1

10.1K 561 78
                                    


Maret 1998

Aku terburu-buru menuju toilet karena kaos yang kukenakan sudah basah kuyup oleh keringat. Kaos ini kualitasnya jelek, tak layak sebagai jersey klub basket. Tapi mau bilang apa, kampus tak sokong dana yang cukup untuk kejuaraan basket antar kampus tahun ini. Kampusku memang bukan kampus populer, bisa ikut kejuaraan saja sudah bagus. Hari ini klubku bisa menang di pertandingan kandang. Skor tipis, tapi pokoknya menang.

Kampus sepi, karena sekarang sudah pukul lima sore. Kelas terakhir selesai sepuluh menit lalu, tapi tadi aku melihat masih ada beberapa anak Mapala yang sedang berlatih panjat tebing di lapangan dan beberapa mahasiswa lain yang sekedar duduk-duduk menonton.

Ketika aku masuk pintu toilet, samar-samar ku dengar rintihan di pintu sebelah - pintu toilet khusus cewek. Aku sudah bilang kan, kalau kampusku bukan kampus top, toilet kami hanya ada dua pintu di setiap lantai, letaknya di dekat tangga, agak menjorok ke dalam dibanding pintu-pintu kelas.
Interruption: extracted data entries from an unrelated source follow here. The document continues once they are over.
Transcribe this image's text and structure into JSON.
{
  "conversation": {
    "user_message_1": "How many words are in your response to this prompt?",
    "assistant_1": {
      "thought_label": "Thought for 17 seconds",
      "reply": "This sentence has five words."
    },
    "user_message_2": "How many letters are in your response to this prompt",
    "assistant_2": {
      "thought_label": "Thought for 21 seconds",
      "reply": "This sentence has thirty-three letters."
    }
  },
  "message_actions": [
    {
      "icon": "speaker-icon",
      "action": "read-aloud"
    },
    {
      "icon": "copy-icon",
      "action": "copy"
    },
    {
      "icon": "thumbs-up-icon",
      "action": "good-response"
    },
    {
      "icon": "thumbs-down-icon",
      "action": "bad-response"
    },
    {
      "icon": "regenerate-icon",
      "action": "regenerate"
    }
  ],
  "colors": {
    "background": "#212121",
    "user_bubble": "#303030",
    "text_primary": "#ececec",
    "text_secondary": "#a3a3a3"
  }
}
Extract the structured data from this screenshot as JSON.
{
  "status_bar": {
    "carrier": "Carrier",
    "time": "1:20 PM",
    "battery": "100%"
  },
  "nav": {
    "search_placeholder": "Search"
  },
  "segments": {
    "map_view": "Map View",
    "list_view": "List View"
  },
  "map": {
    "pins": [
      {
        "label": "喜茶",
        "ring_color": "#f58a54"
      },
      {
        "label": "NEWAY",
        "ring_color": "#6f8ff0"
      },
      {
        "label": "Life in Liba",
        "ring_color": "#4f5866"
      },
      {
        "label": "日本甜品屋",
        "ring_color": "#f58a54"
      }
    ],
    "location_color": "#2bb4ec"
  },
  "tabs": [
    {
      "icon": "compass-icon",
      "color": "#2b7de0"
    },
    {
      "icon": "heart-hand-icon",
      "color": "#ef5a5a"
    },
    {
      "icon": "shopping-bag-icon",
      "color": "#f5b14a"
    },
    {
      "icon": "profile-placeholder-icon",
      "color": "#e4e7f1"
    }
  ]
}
Toilet hanya ada dua: satu untuk laki-laki, satu pintu lainnya untuk wanita. Sejajar.

Aku mendengar jelas rintihan itu, tapi tidak mempedulikan, keburu gerah ingin berganti kaos. Lagi pula setelah masuk, aku tak mendengar lagi suara rintihan itu, jadi kupikir bisa saja aku salah dengar.

Hanya saja, ketika aku baru dua langkah keluar dari toilet, rintihan itu terdengar lagi. Sontak aku berhenti, lalu menengok ke arah pintu toilet wanita. Saat itu lah aku melihat cairan berwarna merah menggenang di celah bawah pintu. Sungguh! Cairan serupa darah merembes lewat celah pintu bawah. Sayup-sayup kudengar rintihan dari dalam, pelan dan lirih. Jantungku berdebar melihat rembesan cairan serupa darah itu pelan-pelan bergerak makin melebar dan menggenang di depan pintu.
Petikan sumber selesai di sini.